Scaling and Resilience
The consumption or Flex Consumption plan scales function instances automatically with demand, including scale-to-zero when idle. Cosmos DB autoscale raises and lowers throughput within a configured ceiling. Service Bus buffers bursts and retries failed processing with dead-letter queues. For resilience, deploy across paired regions and enable Cosmos DB multi-region writes; API Management can run in a multi-region configuration with Traffic Manager routing.
Security
Managed identities eliminate stored credentials for service-to-service calls. API Management validates JWTs and applies the principle of least privilege through subscription keys and scopes. Private endpoints keep Cosmos DB and Key Vault off the public internet. All secrets live in Key Vault, and Application Insights captures security-relevant telemetry. Follow the Azure Well-Architected Framework security pillar for ongoing review.

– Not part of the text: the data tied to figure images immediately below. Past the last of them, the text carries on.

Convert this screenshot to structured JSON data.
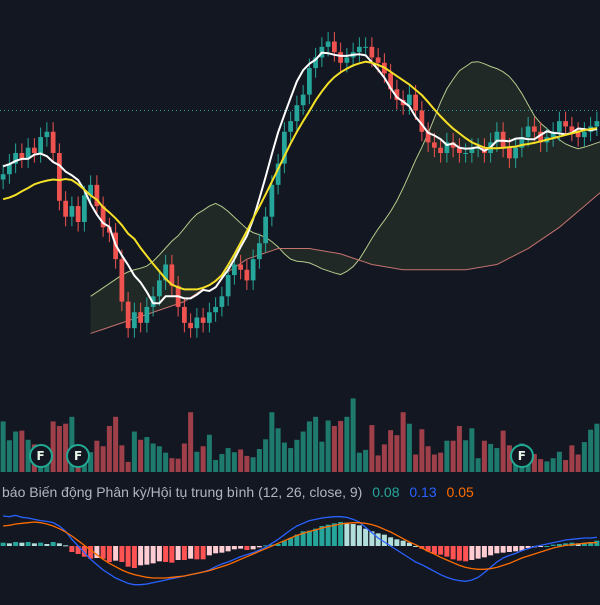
{
  "colors": {
    "background": "#131722",
    "up": "#26a69a",
    "down": "#ef5350",
    "volume_up": "#1f7a6e",
    "volume_down": "#9e3f4a",
    "conversion_line": "#ffffff",
    "base_line": "#f5e027",
    "span_a": "#b5c98b",
    "span_b": "#c4726e",
    "macd_line": "#2962ff",
    "signal_line": "#ff6d00",
    "hist_pos_strong": "#26a69a",
    "hist_pos_weak": "#b2dfdb",
    "hist_neg_strong": "#ff5252",
    "hist_neg_weak": "#ffcdd2",
    "price_line": "#26a69a"
  },
  "macd_indicator": {
    "name": "báo Biến động Phân kỳ/Hội tụ trung bình (12, 26, close, 9)",
    "histogram_value": "0.08",
    "macd_value": "0.13",
    "signal_value": "0.05"
  },
  "badges": [
    {
      "label": "F",
      "bar": 6
    },
    {
      "label": "F",
      "bar": 12
    },
    {
      "label": "F",
      "bar": 83
    }
  ],
  "chart_data": [
    {
      "type": "candlestick",
      "indicator": "Ichimoku Cloud",
      "bars": 96,
      "shift": 14,
      "ylim": [
        65,
        130
      ],
      "price_line": 112,
      "closes": [
        100,
        102,
        104,
        103,
        105,
        104,
        107,
        108,
        104,
        95,
        92,
        94,
        91,
        96,
        98,
        94,
        90,
        89,
        84,
        76,
        71,
        74,
        72,
        75,
        77,
        80,
        83,
        79,
        75,
        72,
        71,
        73,
        72,
        74,
        75,
        77,
        81,
        83,
        82,
        80,
        84,
        87,
        92,
        98,
        102,
        108,
        110,
        113,
        115,
        120,
        122,
        124,
        125,
        123,
        121,
        122,
        123,
        124,
        124,
        122,
        121,
        119,
        116,
        114,
        113,
        115,
        112,
        108,
        106,
        105,
        104,
        106,
        105,
        104,
        104,
        105,
        105,
        104,
        106,
        108,
        105,
        103,
        105,
        107,
        109,
        108,
        106,
        107,
        108,
        110,
        109,
        108,
        107,
        108,
        109,
        110
      ],
      "conversion_line": [
        101.5,
        101.9,
        102.5,
        102.9,
        102.9,
        103.7,
        103.9,
        103.4,
        102.3,
        101.7,
        100.5,
        99.8,
        98.9,
        97.0,
        94.4,
        92.4,
        90.8,
        90.1,
        86.7,
        84.7,
        82.9,
        80.9,
        79.6,
        77.8,
        75.7,
        75.7,
        77.0,
        77.0,
        77.0,
        76.6,
        76.6,
        77.3,
        78.2,
        78.0,
        78.7,
        80.4,
        82.0,
        84.0,
        86.3,
        88.4,
        91.5,
        95.4,
        99.5,
        103.8,
        107.9,
        111.2,
        114.4,
        117.5,
        119.6,
        120.8,
        121.6,
        122.9,
        122.8,
        122.5,
        122.3,
        122.3,
        122.5,
        122.6,
        122.4,
        121.1,
        119.7,
        118.2,
        116.2,
        114.5,
        113.7,
        112.8,
        110.8,
        109.4,
        107.8,
        107.3,
        106.6,
        105.5,
        105.8,
        105.0,
        104.8,
        104.9,
        105.1,
        104.4,
        105.1,
        106.3,
        106.3,
        106.2,
        106.7,
        106.8,
        106.6,
        106.6,
        107.4,
        108.1,
        107.8,
        107.7,
        107.5,
        107.8,
        108.6,
        108.5,
        108.3,
        108.5
      ],
      "base_line": [
        95.3,
        95.6,
        96.1,
        96.8,
        97.4,
        98.1,
        98.5,
        98.8,
        99.0,
        98.9,
        99.1,
        98.9,
        98.1,
        97.1,
        96.0,
        95.2,
        93.8,
        92.8,
        91.7,
        90.4,
        88.8,
        87.8,
        86.1,
        84.6,
        83.1,
        81.7,
        80.3,
        79.2,
        78.7,
        78.3,
        78.3,
        78.3,
        78.6,
        79.1,
        79.9,
        81.0,
        82.9,
        84.9,
        87.1,
        89.3,
        91.7,
        93.9,
        96.2,
        98.6,
        101.0,
        103.4,
        105.8,
        108.0,
        110.0,
        111.9,
        113.9,
        115.6,
        117.1,
        118.3,
        119.2,
        119.9,
        120.5,
        120.9,
        121.2,
        121.0,
        120.6,
        120.1,
        119.3,
        118.5,
        117.7,
        116.9,
        115.9,
        114.9,
        113.6,
        112.2,
        110.9,
        109.7,
        108.6,
        107.7,
        106.8,
        106.0,
        105.5,
        105.0,
        104.9,
        104.9,
        105.0,
        105.1,
        105.2,
        105.5,
        105.7,
        105.9,
        106.2,
        106.5,
        106.8,
        107.1,
        107.4,
        107.7,
        108.0,
        108.3,
        108.5,
        108.7
      ],
      "span_a": [
        77.0,
        77.8,
        78.6,
        79.4,
        80.2,
        81.0,
        81.6,
        82.0,
        82.3,
        82.7,
        83.6,
        84.8,
        86.1,
        87.4,
        88.4,
        89.8,
        91.3,
        92.5,
        93.2,
        94.0,
        94.5,
        93.9,
        93.0,
        91.9,
        90.8,
        89.7,
        89.0,
        88.6,
        88.1,
        87.3,
        86.3,
        85.0,
        84.0,
        83.6,
        83.5,
        83.3,
        82.8,
        82.2,
        81.8,
        81.4,
        81.1,
        81.7,
        82.6,
        84.0,
        85.9,
        87.9,
        89.7,
        91.3,
        93.0,
        95.0,
        97.4,
        100.0,
        102.7,
        105.1,
        107.7,
        110.6,
        113.6,
        116.1,
        117.9,
        119.5,
        120.3,
        121.1,
        121.2,
        120.8,
        120.3,
        119.9,
        119.3,
        118.4,
        117.0,
        115.2,
        113.1,
        111.0,
        109.6,
        108.6,
        107.6,
        106.5,
        105.7,
        105.2,
        104.8,
        105.1,
        105.5,
        105.9,
        106.3,
        106.7,
        107.1,
        107.5,
        107.9,
        108.3,
        108.7,
        109.1,
        109.5,
        109.9,
        110.3,
        110.7,
        111.1,
        111.5
      ],
      "span_b": [
        70.0,
        70.4,
        70.8,
        71.2,
        71.6,
        72.0,
        72.4,
        72.8,
        73.2,
        73.6,
        74.0,
        74.4,
        74.8,
        75.2,
        75.6,
        76.0,
        76.8,
        77.6,
        78.4,
        79.2,
        80.0,
        80.8,
        81.6,
        82.4,
        83.2,
        84.0,
        84.4,
        84.8,
        85.2,
        85.6,
        86.0,
        86.0,
        86.0,
        86.0,
        86.0,
        86.0,
        85.8,
        85.6,
        85.4,
        85.2,
        85.0,
        84.6,
        84.2,
        83.8,
        83.4,
        83.0,
        82.8,
        82.6,
        82.4,
        82.2,
        82.0,
        82.0,
        82.0,
        82.0,
        82.0,
        82.0,
        82.0,
        82.0,
        82.0,
        82.0,
        82.0,
        82.2,
        82.4,
        82.6,
        82.8,
        83.0,
        83.6,
        84.2,
        84.8,
        85.4,
        86.0,
        86.8,
        87.6,
        88.4,
        89.2,
        90.0,
        91.0,
        92.0,
        93.0,
        94.0,
        95.0,
        96.0,
        97.0,
        98.0,
        99.0,
        100.0,
        100.8,
        101.6,
        102.4,
        103.2,
        104.0,
        104.6,
        105.2,
        105.8,
        106.4,
        107.0
      ]
    },
    {
      "type": "bar",
      "name": "volume",
      "ylim": [
        0,
        2000
      ],
      "values": [
        1100,
        690,
        880,
        900,
        700,
        600,
        360,
        500,
        1100,
        1000,
        1050,
        1200,
        340,
        480,
        430,
        680,
        560,
        1000,
        1200,
        580,
        220,
        880,
        700,
        760,
        620,
        560,
        420,
        300,
        290,
        620,
        1300,
        440,
        560,
        810,
        260,
        390,
        520,
        430,
        490,
        350,
        320,
        500,
        710,
        1300,
        950,
        640,
        520,
        700,
        880,
        1100,
        1200,
        660,
        1120,
        1000,
        1110,
        1200,
        1600,
        420,
        480,
        1020,
        360,
        600,
        910,
        800,
        1300,
        1050,
        380,
        930,
        560,
        380,
        420,
        680,
        680,
        1000,
        690,
        950,
        300,
        680,
        610,
        520,
        900,
        580,
        370,
        620,
        320,
        390,
        280,
        230,
        300,
        440,
        260,
        580,
        380,
        650,
        920,
        1050
      ]
    },
    {
      "type": "bar",
      "name": "macd",
      "ylim": [
        -0.6,
        0.6
      ],
      "histogram": [
        0.05,
        0.04,
        0.06,
        0.05,
        0.06,
        0.04,
        0.05,
        0.03,
        0.06,
        0.04,
        0.01,
        -0.09,
        -0.12,
        -0.16,
        -0.19,
        -0.18,
        -0.19,
        -0.24,
        -0.22,
        -0.24,
        -0.31,
        -0.33,
        -0.29,
        -0.28,
        -0.26,
        -0.23,
        -0.24,
        -0.25,
        -0.21,
        -0.21,
        -0.19,
        -0.2,
        -0.2,
        -0.14,
        -0.11,
        -0.1,
        -0.08,
        -0.05,
        -0.04,
        -0.06,
        -0.05,
        -0.02,
        0.01,
        0.02,
        0.03,
        0.08,
        0.12,
        0.17,
        0.22,
        0.23,
        0.26,
        0.3,
        0.32,
        0.34,
        0.36,
        0.35,
        0.33,
        0.31,
        0.26,
        0.22,
        0.19,
        0.17,
        0.13,
        0.1,
        0.08,
        0.05,
        0.0,
        -0.04,
        -0.08,
        -0.12,
        -0.13,
        -0.16,
        -0.2,
        -0.22,
        -0.23,
        -0.21,
        -0.19,
        -0.17,
        -0.14,
        -0.11,
        -0.1,
        -0.09,
        -0.08,
        -0.07,
        -0.03,
        -0.02,
        -0.01,
        0.0,
        0.02,
        0.03,
        0.04,
        0.05,
        0.04,
        0.05,
        0.06,
        0.08
      ],
      "macd_line": [
        0.45,
        0.44,
        0.46,
        0.43,
        0.42,
        0.4,
        0.38,
        0.37,
        0.35,
        0.3,
        0.22,
        0.1,
        0.0,
        -0.1,
        -0.2,
        -0.28,
        -0.36,
        -0.42,
        -0.48,
        -0.52,
        -0.56,
        -0.58,
        -0.58,
        -0.57,
        -0.55,
        -0.53,
        -0.51,
        -0.49,
        -0.47,
        -0.45,
        -0.43,
        -0.41,
        -0.39,
        -0.36,
        -0.31,
        -0.27,
        -0.24,
        -0.2,
        -0.16,
        -0.13,
        -0.1,
        -0.06,
        -0.02,
        0.04,
        0.1,
        0.17,
        0.24,
        0.3,
        0.34,
        0.38,
        0.4,
        0.42,
        0.43,
        0.44,
        0.44,
        0.43,
        0.4,
        0.36,
        0.28,
        0.2,
        0.12,
        0.06,
        0.0,
        -0.06,
        -0.12,
        -0.18,
        -0.24,
        -0.28,
        -0.33,
        -0.38,
        -0.43,
        -0.47,
        -0.5,
        -0.52,
        -0.53,
        -0.51,
        -0.47,
        -0.4,
        -0.32,
        -0.24,
        -0.18,
        -0.14,
        -0.11,
        -0.07,
        -0.04,
        -0.01,
        0.01,
        0.03,
        0.05,
        0.07,
        0.09,
        0.1,
        0.11,
        0.12,
        0.12,
        0.13
      ],
      "signal_line": [
        0.3,
        0.31,
        0.33,
        0.34,
        0.35,
        0.36,
        0.35,
        0.33,
        0.3,
        0.26,
        0.21,
        0.15,
        0.08,
        0.01,
        -0.06,
        -0.13,
        -0.2,
        -0.26,
        -0.31,
        -0.36,
        -0.4,
        -0.43,
        -0.45,
        -0.47,
        -0.48,
        -0.48,
        -0.48,
        -0.47,
        -0.46,
        -0.45,
        -0.43,
        -0.41,
        -0.39,
        -0.37,
        -0.34,
        -0.31,
        -0.28,
        -0.24,
        -0.2,
        -0.16,
        -0.12,
        -0.08,
        -0.04,
        0.0,
        0.04,
        0.08,
        0.12,
        0.16,
        0.19,
        0.22,
        0.24,
        0.27,
        0.29,
        0.31,
        0.33,
        0.34,
        0.35,
        0.35,
        0.34,
        0.32,
        0.29,
        0.25,
        0.21,
        0.16,
        0.11,
        0.06,
        0.02,
        -0.03,
        -0.08,
        -0.12,
        -0.17,
        -0.21,
        -0.25,
        -0.29,
        -0.32,
        -0.34,
        -0.35,
        -0.35,
        -0.34,
        -0.32,
        -0.29,
        -0.26,
        -0.22,
        -0.18,
        -0.15,
        -0.12,
        -0.09,
        -0.06,
        -0.03,
        -0.01,
        0.01,
        0.02,
        0.03,
        0.04,
        0.05,
        0.05
      ]
    }
  ]
}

Trade-offs and Alternatives
Serverless removes capacity planning and minimizes idle cost, but cold starts can add latency to infrequently called functions, and per-invocation pricing can exceed always-on compute at very high steady volume. Execution-time limits make long-running jobs awkward; offload them to Service Bus and durable functions. If you need fine-grained network control or run sustained high traffic, Azure Container Apps or AKS may be cheaper and more flexible. Choose this design when traffic is variable, operational overhead must stay low, and individual requests are short.